The Spiritual Equivalent Of War

Contesting Flabby Pacifism

Imagine William James–now older and, it’ll turn out, just four years before death–delivering a public lecture at Stanford in which he’s telling fellow pacifists that their position isn’t philosophically defensible. In 1906, the feeling of war–with a long build-up to hostilities that will become WWI and the Boer War (1899-1901) not long past–is in the air. The smell of blood, the itch of urgency: it’s all there.

James doesn’t pander. Technological war, as we see in The Russo-Japanese War of 1904-1905, is as costly as it is deadly, the consequences terrifying. Nobody denies this.

But then, he says, you can’t replace the glory of war with the bourgeois ethos of commerce. A pleasure economy won’t do; we’ll all be a bunch of Eloi–soft, frail, and none too smart. Nor can you deny the feeling of camaraderie experienced by brothers forged in battle.

Therefore, he says, while war itself is repugnant, the manliness made by war–“the martial type of character”–is laudable.

Did his thesis shock his audience? “The martial type of character can be bred without war.” Good–how? For him, it’s to be effected through a conscription of young men in a public works campaign “against Nature.” In his words:

If now—and this is my idea—there were, instead of military conscription, a conscription of the whole youthful population, to form for a certain number of years a part of the army enlisted against Nature, the injustice would tend to be evened out, and numerous other goods to the commonwealth would follow. The military ideals of hardihood and discipline would be wrought into the growing fiber of the people; no one would remain blind, as the luxurious classes now are blind, to man’s relations to the globe he lives on and to the permanently sour and hard foundations of his higher life. To coal and iron mines, to freight trains, to fishing fleets in December, to dishwashing, clothes-washing, and window-washing, to road-building and tunnel-making, to foundries and stoke-holes, and to the frames of skyscrapers would our gilded youths be drafted off, according to their choice, to get the childishness knocked out of them, and to come back into society with healthier sympathies and soberer ideas. They would have paid their blood tax, done their own part in the immemorial human warfare against nature; they would tread the earth more proudly, the women would value them more highly, they would be better fathers and teachers of the following generation.
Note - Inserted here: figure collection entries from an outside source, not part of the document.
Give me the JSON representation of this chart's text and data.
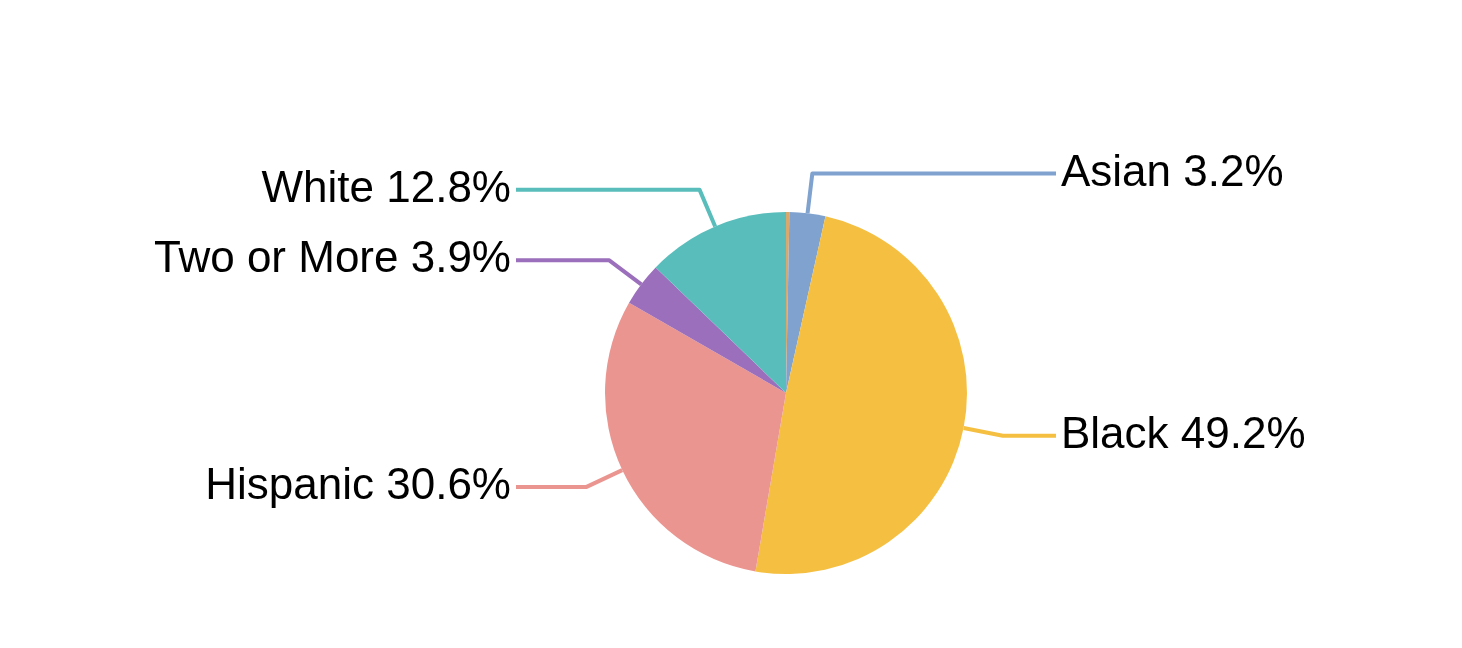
{
  "chart_data": {
    "type": "pie",
    "categories": [
      null,
      "Asian",
      "Black",
      "Hispanic",
      "Two or More",
      "White"
    ],
    "values": [
      0.3,
      3.2,
      49.2,
      30.6,
      3.9,
      12.8
    ],
    "value_labels": [
      null,
      "3.2%",
      "49.2%",
      "30.6%",
      "3.9%",
      "12.8%"
    ],
    "colors": [
      "#d9a86c",
      "#7fa2cf",
      "#f5bf42",
      "#eb9590",
      "#9b6fbb",
      "#58bdbb"
    ],
    "legend": false
  }
}
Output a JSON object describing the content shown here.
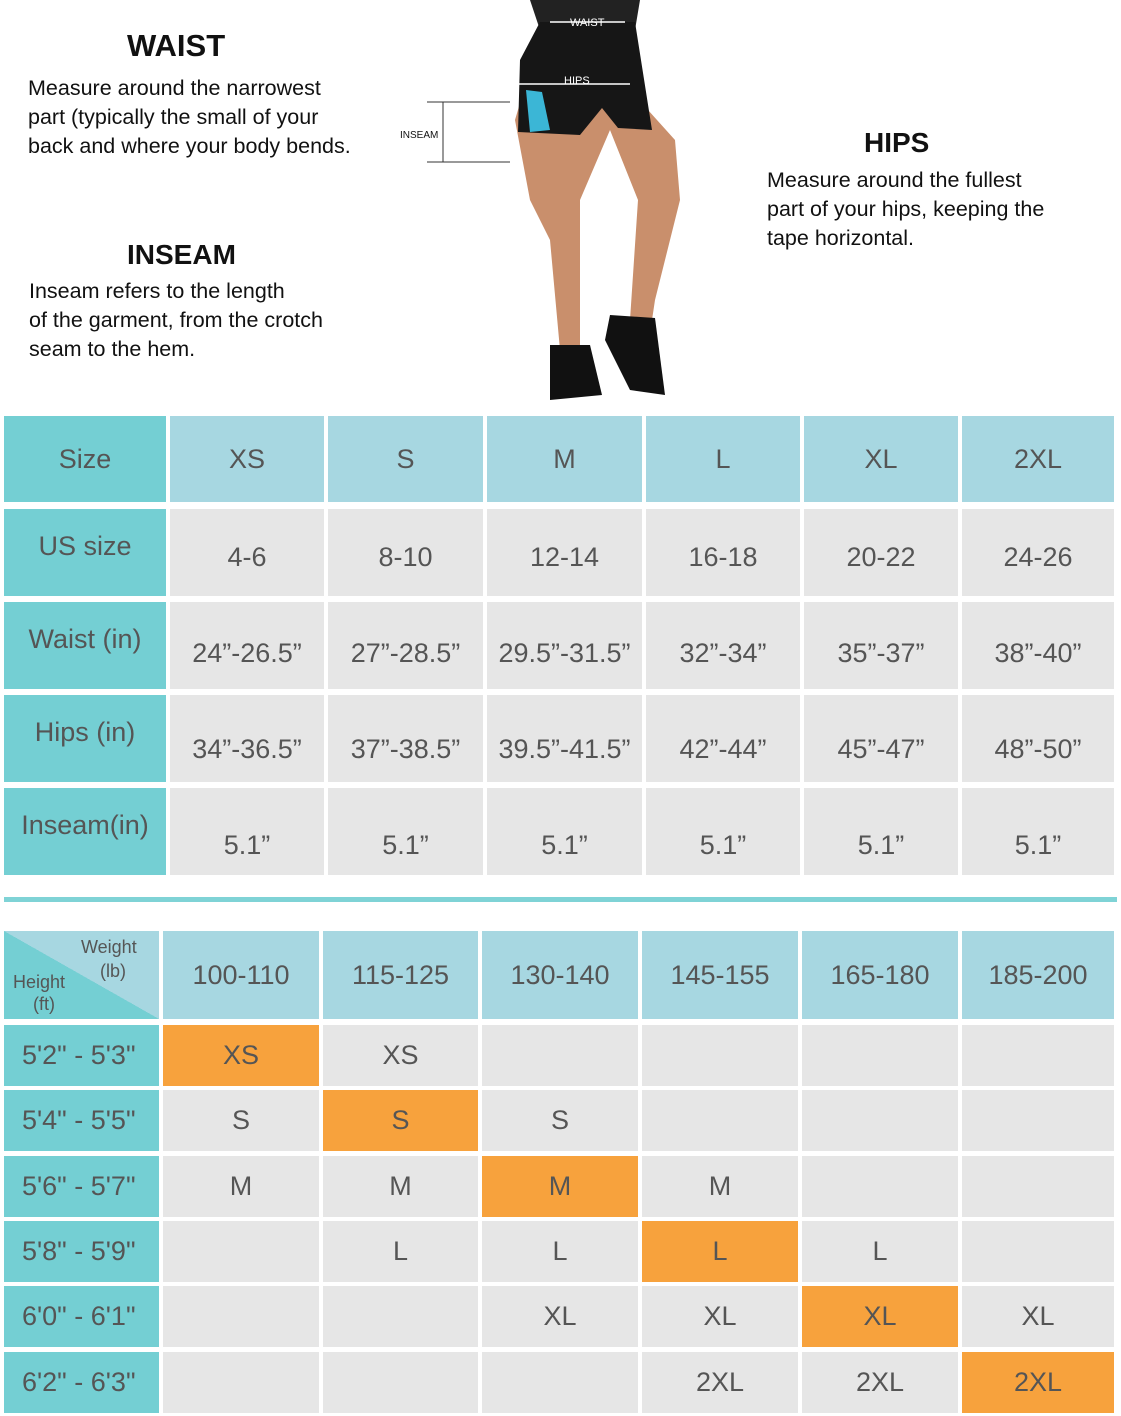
{
  "waist": {
    "title": "WAIST",
    "lines": [
      "Measure around the narrowest",
      "part (typically the small of your",
      "back and where your body bends."
    ]
  },
  "inseam": {
    "title": "INSEAM",
    "lines": [
      "Inseam refers to the length",
      "of the garment, from the crotch",
      "seam to the hem."
    ]
  },
  "hips": {
    "title": "HIPS",
    "lines": [
      "Measure around the fullest",
      "part of your hips, keeping the",
      "tape horizontal."
    ]
  },
  "figure_labels": {
    "waist": "WAIST",
    "hips": "HIPS",
    "inseam": "INSEAM"
  },
  "size_table": {
    "header": [
      "Size",
      "XS",
      "S",
      "M",
      "L",
      "XL",
      "2XL"
    ],
    "rows": [
      [
        "US size",
        "4-6",
        "8-10",
        "12-14",
        "16-18",
        "20-22",
        "24-26"
      ],
      [
        "Waist (in)",
        "24”-26.5”",
        "27”-28.5”",
        "29.5”-31.5”",
        "32”-34”",
        "35”-37”",
        "38”-40”"
      ],
      [
        "Hips (in)",
        "34”-36.5”",
        "37”-38.5”",
        "39.5”-41.5”",
        "42”-44”",
        "45”-47”",
        "48”-50”"
      ],
      [
        "Inseam(in)",
        "5.1”",
        "5.1”",
        "5.1”",
        "5.1”",
        "5.1”",
        "5.1”"
      ]
    ]
  },
  "weight_table": {
    "corner": {
      "weight": "Weight",
      "weight_unit": "(lb)",
      "height": "Height",
      "height_unit": "(ft)"
    },
    "columns": [
      "100-110",
      "115-125",
      "130-140",
      "145-155",
      "165-180",
      "185-200"
    ],
    "rows": [
      {
        "height": "5'2\" - 5'3\"",
        "cells": [
          "XS",
          "XS",
          null,
          null,
          null,
          null
        ],
        "highlight": 0
      },
      {
        "height": "5'4\" - 5'5\"",
        "cells": [
          "S",
          "S",
          "S",
          null,
          null,
          null
        ],
        "highlight": 1
      },
      {
        "height": "5'6\" - 5'7\"",
        "cells": [
          "M",
          "M",
          "M",
          "M",
          null,
          null
        ],
        "highlight": 2
      },
      {
        "height": "5'8\" - 5'9\"",
        "cells": [
          null,
          "L",
          "L",
          "L",
          "L",
          null
        ],
        "highlight": 3
      },
      {
        "height": "6'0\" - 6'1\"",
        "cells": [
          null,
          null,
          "XL",
          "XL",
          "XL",
          "XL"
        ],
        "highlight": 4
      },
      {
        "height": "6'2\" - 6'3\"",
        "cells": [
          null,
          null,
          null,
          "2XL",
          "2XL",
          "2XL"
        ],
        "highlight": 5
      }
    ]
  }
}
There are, of course, a few problems with his proposal. First, it’s not obvious that industry can replace the arena of war. For example, where the fear of death looms large in a warrior’s life, it figures not at all when one is building a road (under ordinary conditions). The analogy, then, fails to hold. Second, it’s equally questionable to insist that we can take a civic ideal–a public works project undertaken for the common good–while implying that the necessary virtues are martial ones. Wouldn’t see scores of Benjamin Franklins–thrifty and industrious–next to precious few Marcus Aureliuses? Third and most obviously, nature is not something that should be turned into a recalcitrant enemy whom one should conquer. However nature is grasped, the nearly indomitable, barely subduable wilderness is an unwise conception.

An Alternative Proposal

I believe that James brought us very close to the solution to our existential problem: how do we cultivate martial virtues like hardihood without resorting to barbarous wars?

The struggle must be taken within. The fear of death, the ache of finitude, the grasping (or gasping) at limits all beckon. The mind then becomes the site in which ego tendencies are fought and ultimately vanquished. In other words, James is right to maintain that there needs to be an equivalent to war, but that equivalent, I submit, is a rugged form of spirituality. Courage, strength, honesty, rigor, a reckoning with pain: these virtues and more get tested again and again as the mind rages, flails, parries, and ultimately submits.

The mind, which begins as a battlefield, ends as a garden.